Build system generators are used to create Makefiles that will handle compilation of many .cpp files.

Autotools: will contain a configure or a configure.ac file.

# typical autotools workflow

autoreconf -fi  # only if configure is missing
./configure --prefix=$PREFIX
make -j4
make install

CMake: will contain a CMakeLists.txt file.

# typical cmake workflow

mkdir build && cd build
cmake .. -DCMAKE_INSTALL_PREFIX=$PREFIX -DCMAKE_BUILD_TYPE=Release
make -j4
make install

Extras

Here are a few things that are useful to know once you start doing this more regularly.

When libraries can’t be found

Sometimes ./configure or cmake will fail with something like:

configure: error: zlib development files not found

This means the development headers for the zlib library are not in the default search paths.

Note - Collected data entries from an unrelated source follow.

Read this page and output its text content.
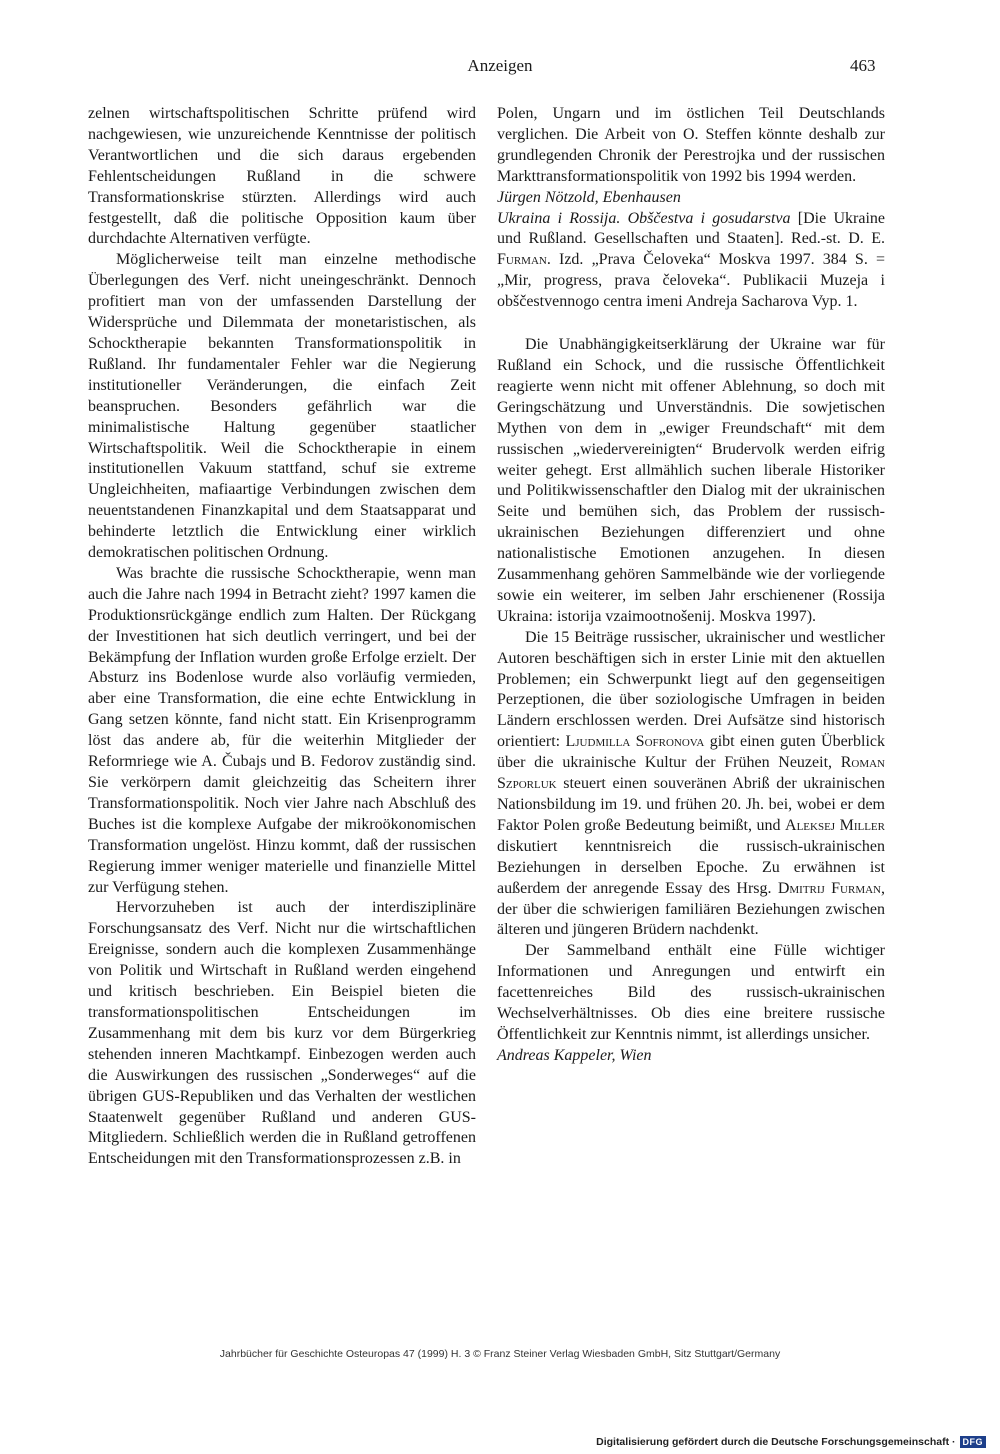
Anzeigen	463

zelnen wirtschaftspolitischen Schritte prüfend wird nachgewiesen, wie unzureichende Kenntnisse der politisch Verantwortlichen und die sich daraus ergebenden Fehlentscheidungen Rußland in die schwere Transformationskrise stürzten. Allerdings wird auch festgestellt, daß die politische Opposition kaum über durchdachte Alternativen verfügte.

Möglicherweise teilt man einzelne methodische Überlegungen des Verf. nicht uneingeschränkt. Dennoch profitiert man von der umfassenden Darstellung der Widersprüche und Dilemmata der monetaristischen, als Schocktherapie bekannten Transformationspolitik in Rußland. Ihr fundamentaler Fehler war die Negierung institutioneller Veränderungen, die einfach Zeit beanspruchen. Besonders gefährlich war die minimalistische Haltung gegenüber staatlicher Wirtschaftspolitik. Weil die Schocktherapie in einem institutionellen Vakuum stattfand, schuf sie extreme Ungleichheiten, mafiaartige Verbindungen zwischen dem neuentstandenen Finanzkapital und dem Staatsapparat und behinderte letztlich die Entwicklung einer wirklich demokratischen politischen Ordnung.

Was brachte die russische Schocktherapie, wenn man auch die Jahre nach 1994 in Betracht zieht? 1997 kamen die Produktionsrückgänge endlich zum Halten. Der Rückgang der Investitionen hat sich deutlich verringert, und bei der Bekämpfung der Inflation wurden große Erfolge erzielt. Der Absturz ins Bodenlose wurde also vorläufig vermieden, aber eine Transformation, die eine echte Entwicklung in Gang setzen könnte, fand nicht statt. Ein Krisenprogramm löst das andere ab, für die weiterhin Mitglieder der Reformriege wie A. Čubajs und B. Fedorov zuständig sind. Sie verkörpern damit gleichzeitig das Scheitern ihrer Transformationspolitik. Noch vier Jahre nach Abschluß des Buches ist die komplexe Aufgabe der mikroökonomischen Transformation ungelöst. Hinzu kommt, daß der russischen Regierung immer weniger materielle und finanzielle Mittel zur Verfügung stehen.

Hervorzuheben ist auch der interdisziplinäre Forschungsansatz des Verf. Nicht nur die wirtschaftlichen Ereignisse, sondern auch die komplexen Zusammenhänge von Politik und Wirtschaft in Rußland werden eingehend und kritisch beschrieben. Ein Beispiel bieten die transformationspolitischen Entscheidungen im Zusammenhang mit dem bis kurz vor dem Bürgerkrieg stehenden inneren Machtkampf. Einbezogen werden auch die Auswirkungen des russischen „Sonderweges“ auf die übrigen GUS-Republiken und das Verhalten der westlichen Staatenwelt gegenüber Rußland und anderen GUS-Mitgliedern. Schließlich werden die in Rußland getroffenen Entscheidungen mit den Transformationsprozessen z.B. in

Polen, Ungarn und im östlichen Teil Deutschlands verglichen. Die Arbeit von O. Steffen könnte deshalb zur grundlegenden Chronik der Perestrojka und der russischen Markttransformationspolitik von 1992 bis 1994 werden.

Jürgen Nötzold, Ebenhausen

Ukraina i Rossija. Obščestva i gosudarstva [Die Ukraine und Rußland. Gesellschaften und Staaten]. Red.-st. D. E. Furman. Izd. „Prava Čeloveka“ Moskva 1997. 384 S. = „Mir, progress, prava čeloveka“. Publikacii Muzeja i obščestvennogo centra imeni Andreja Sacharova Vyp. 1.

Die Unabhängigkeitserklärung der Ukraine war für Rußland ein Schock, und die russische Öffentlichkeit reagierte wenn nicht mit offener Ablehnung, so doch mit Geringschätzung und Unverständnis. Die sowjetischen Mythen von dem in „ewiger Freundschaft“ mit dem russischen „wiedervereinigten“ Brudervolk werden eifrig weiter gehegt. Erst allmählich suchen liberale Historiker und Politikwissenschaftler den Dialog mit der ukrainischen Seite und bemühen sich, das Problem der russisch-ukrainischen Beziehungen differenziert und ohne nationalistische Emotionen anzugehen. In diesen Zusammenhang gehören Sammelbände wie der vorliegende sowie ein weiterer, im selben Jahr erschienener (Rossija Ukraina: istorija vzaimootnošenij. Moskva 1997).

Die 15 Beiträge russischer, ukrainischer und westlicher Autoren beschäftigen sich in erster Linie mit den aktuellen Problemen; ein Schwerpunkt liegt auf den gegenseitigen Perzeptionen, die über soziologische Umfragen in beiden Ländern erschlossen werden. Drei Aufsätze sind historisch orientiert: Ljudmilla Sofronova gibt einen guten Überblick über die ukrainische Kultur der Frühen Neuzeit, Roman Szporluk steuert einen souveränen Abriß der ukrainischen Nationsbildung im 19. und frühen 20. Jh. bei, wobei er dem Faktor Polen große Bedeutung beimißt, und Aleksej Miller diskutiert kenntnisreich die russisch-ukrainischen Beziehungen in derselben Epoche. Zu erwähnen ist außerdem der anregende Essay des Hrsg. Dmitrij Furman, der über die schwierigen familiären Beziehungen zwischen älteren und jüngeren Brüdern nachdenkt.

Der Sammelband enthält eine Fülle wichtiger Informationen und Anregungen und entwirft ein facettenreiches Bild des russisch-ukrainischen Wechselverhältnisses. Ob dies eine breitere russische Öffentlichkeit zur Kenntnis nimmt, ist allerdings unsicher.

Andreas Kappeler, Wien

Jahrbücher für Geschichte Osteuropas 47 (1999) H. 3 © Franz Steiner Verlag Wiesbaden GmbH, Sitz Stuttgart/Germany
Digitalisierung gefördert durch die Deutsche Forschungsgemeinschaft · DFG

On a cluster, you would look for and load a module:

module spider zlib
module load zlib/1.2.13

# then try configure again
./configure --prefix=$PREFIX

If the library is installed but in an unusual location, you can point configure to it using CPPFLAGS and LDFLAGS:

ZLIB_DIR=/some/non-standard/path

./configure --prefix=$PREFIX \
    CPPFLAGS="-I${ZLIB_DIR}/include" \
    LDFLAGS="-L${ZLIB_DIR}/lib"

Keeping things organized

When you start installing many tools this way, it is easy to lose track of what is installed and where. A few conventions that help:

# one option: a shared prefix directory for all tools
/proj/your-project-id/software/

# another option: one directory per tool and version
/proj/your-project-id/software/bwa/0.7.18/
/proj/your-project-id/software/samtools/1.21/

The second approach makes it easy to have multiple versions available and switch between them, but requires updating PATH for each tool.